Verfasst von: Janine | 20 Mai, 2008

Wie lohnt sich Jobben zwischen Abitur und Studium am meisten?

Früher war ja alles besser: Mit dem Abizeugnis unter dem Arm ging es von der Oberprima direkt in den Uni-Hörsaal. Das ist heute nicht mehr unbedingt die Regel. Hohe Studiengebühren haben dazu geführt, dass viele Abiturienten sich entscheiden, erst einmal eine Ausbildung zu absolvieren oder zu jobben. Doch gerade die „steuerlichen Formalitäten“ sorgen bei dem direkten Wechsel von Schulbank zu Arbeitsplatz für Ratlosigkeit. Was bleibt am Ende übrig? Muss ich Angst vor der Steuerfahndung haben? Natürlich nicht.
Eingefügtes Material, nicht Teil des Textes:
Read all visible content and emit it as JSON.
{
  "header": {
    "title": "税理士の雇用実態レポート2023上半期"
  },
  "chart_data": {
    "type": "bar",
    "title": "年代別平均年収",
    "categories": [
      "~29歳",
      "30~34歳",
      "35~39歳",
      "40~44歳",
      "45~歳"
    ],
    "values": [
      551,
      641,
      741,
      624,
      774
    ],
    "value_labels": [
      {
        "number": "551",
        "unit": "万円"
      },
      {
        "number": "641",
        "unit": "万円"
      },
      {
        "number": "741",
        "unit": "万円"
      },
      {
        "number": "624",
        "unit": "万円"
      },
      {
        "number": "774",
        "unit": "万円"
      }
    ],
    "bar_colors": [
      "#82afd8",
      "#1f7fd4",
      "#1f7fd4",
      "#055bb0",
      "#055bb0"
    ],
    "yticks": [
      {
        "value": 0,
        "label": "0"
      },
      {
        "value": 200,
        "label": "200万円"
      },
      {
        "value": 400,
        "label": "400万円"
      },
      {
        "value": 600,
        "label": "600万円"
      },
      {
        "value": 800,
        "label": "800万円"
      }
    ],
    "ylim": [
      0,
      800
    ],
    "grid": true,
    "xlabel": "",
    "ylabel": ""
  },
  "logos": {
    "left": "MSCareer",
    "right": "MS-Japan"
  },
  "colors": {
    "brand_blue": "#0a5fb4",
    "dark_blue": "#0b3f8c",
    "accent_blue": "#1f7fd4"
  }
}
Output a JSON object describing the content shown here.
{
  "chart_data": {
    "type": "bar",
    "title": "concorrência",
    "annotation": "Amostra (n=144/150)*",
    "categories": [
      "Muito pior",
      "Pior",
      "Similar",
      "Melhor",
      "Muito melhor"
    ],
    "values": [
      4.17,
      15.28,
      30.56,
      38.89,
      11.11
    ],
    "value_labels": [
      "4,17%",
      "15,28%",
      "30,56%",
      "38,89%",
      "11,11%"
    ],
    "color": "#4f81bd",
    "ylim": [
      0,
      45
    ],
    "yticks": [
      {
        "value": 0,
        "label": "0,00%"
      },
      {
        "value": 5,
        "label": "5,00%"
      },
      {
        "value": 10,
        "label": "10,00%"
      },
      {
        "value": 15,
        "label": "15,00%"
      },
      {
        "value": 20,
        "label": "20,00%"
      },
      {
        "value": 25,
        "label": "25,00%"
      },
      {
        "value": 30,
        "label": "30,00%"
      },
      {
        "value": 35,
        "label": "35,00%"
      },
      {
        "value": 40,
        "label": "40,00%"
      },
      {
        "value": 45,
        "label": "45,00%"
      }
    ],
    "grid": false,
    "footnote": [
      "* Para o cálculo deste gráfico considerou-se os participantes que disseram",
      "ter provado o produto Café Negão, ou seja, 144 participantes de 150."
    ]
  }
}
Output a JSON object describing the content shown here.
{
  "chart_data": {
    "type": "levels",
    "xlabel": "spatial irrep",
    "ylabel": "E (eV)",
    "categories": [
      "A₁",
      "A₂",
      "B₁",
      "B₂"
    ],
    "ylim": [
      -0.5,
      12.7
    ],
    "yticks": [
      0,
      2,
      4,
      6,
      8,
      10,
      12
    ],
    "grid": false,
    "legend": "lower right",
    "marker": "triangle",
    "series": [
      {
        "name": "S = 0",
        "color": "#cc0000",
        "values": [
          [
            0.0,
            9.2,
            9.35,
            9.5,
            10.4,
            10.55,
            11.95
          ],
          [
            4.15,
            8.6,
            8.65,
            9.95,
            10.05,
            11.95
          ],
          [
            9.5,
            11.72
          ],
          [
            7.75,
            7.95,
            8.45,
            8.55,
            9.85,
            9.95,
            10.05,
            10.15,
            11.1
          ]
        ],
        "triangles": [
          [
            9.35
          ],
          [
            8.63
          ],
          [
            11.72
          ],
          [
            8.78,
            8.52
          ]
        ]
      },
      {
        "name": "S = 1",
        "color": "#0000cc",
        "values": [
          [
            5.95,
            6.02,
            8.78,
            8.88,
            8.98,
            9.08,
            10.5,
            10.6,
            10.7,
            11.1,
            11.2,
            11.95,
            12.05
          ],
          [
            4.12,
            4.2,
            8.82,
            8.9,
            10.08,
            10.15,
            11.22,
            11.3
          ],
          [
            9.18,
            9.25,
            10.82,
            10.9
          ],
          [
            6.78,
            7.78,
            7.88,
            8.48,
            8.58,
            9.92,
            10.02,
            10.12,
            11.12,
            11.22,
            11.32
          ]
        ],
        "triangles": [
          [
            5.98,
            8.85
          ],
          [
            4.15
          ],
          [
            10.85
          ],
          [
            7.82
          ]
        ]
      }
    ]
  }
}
Ganz klar ist: Wer als Auszubildender oder Arbeitnehmer eine Tätigkeit aufnimmt, wird automatisch sozialversichert. Das heißt, er genießt Schutz im Krankheitsfall oder bei Arbeitslosigkeit, er erwirbt Ansprüche auf eine Rente und er würde im Falle einer Pflegebedürftigkeit Leistungen erhalten. Zudem wird der Arbeitnehmer automatisch unfallversichert. Diesen Beitrag übernimmt der Arbeitgeber in voller Höhe.

Wie sieht es mit den übrigen Sozialabgaben aus? Wenn nur eine kurze Zeit zwischen Abitur und Studium überbrückt werden soll, kommt man um große Lohnabzüge herum. Grundsätzlich gilt: Wer nicht länger als zwei Monate im Jahr arbeitet, muss keine Sozialabgaben zahlen. Diese zwei Monate müssen nicht am Stück gearbeitet werden. Wer nicht mehr als 50 Tage im Jahr arbeitet, ist ebenfalls von Sozialabgaben befreit.

Gut und schön – was aber, wenn die Zeit zwischen Abitur und Studium deutlich länger ausfällt? Auch das ist kein Problem, schließlich gibt es die sogenannten Minijobs. Minijobber dürfen bis zu 400 Euro im Monat verdienen, ohne Sozialabgaben zu zahlen. Die zahlt nämlich der Arbeitgeber, und zwar pauschal: 15% Sozialbeitrag und 13% an die Krankenversicherung. Letzteres gilt jedoch nur, wenn der Arbeitnehmer gesetzlich krankenversichert ist. Ein Problem dürfte das jedoch auch für Privatversicherte nicht sein, sind sie doch in der Regel bis zum 25. Lebensjahr bei den Eltern mitversichert.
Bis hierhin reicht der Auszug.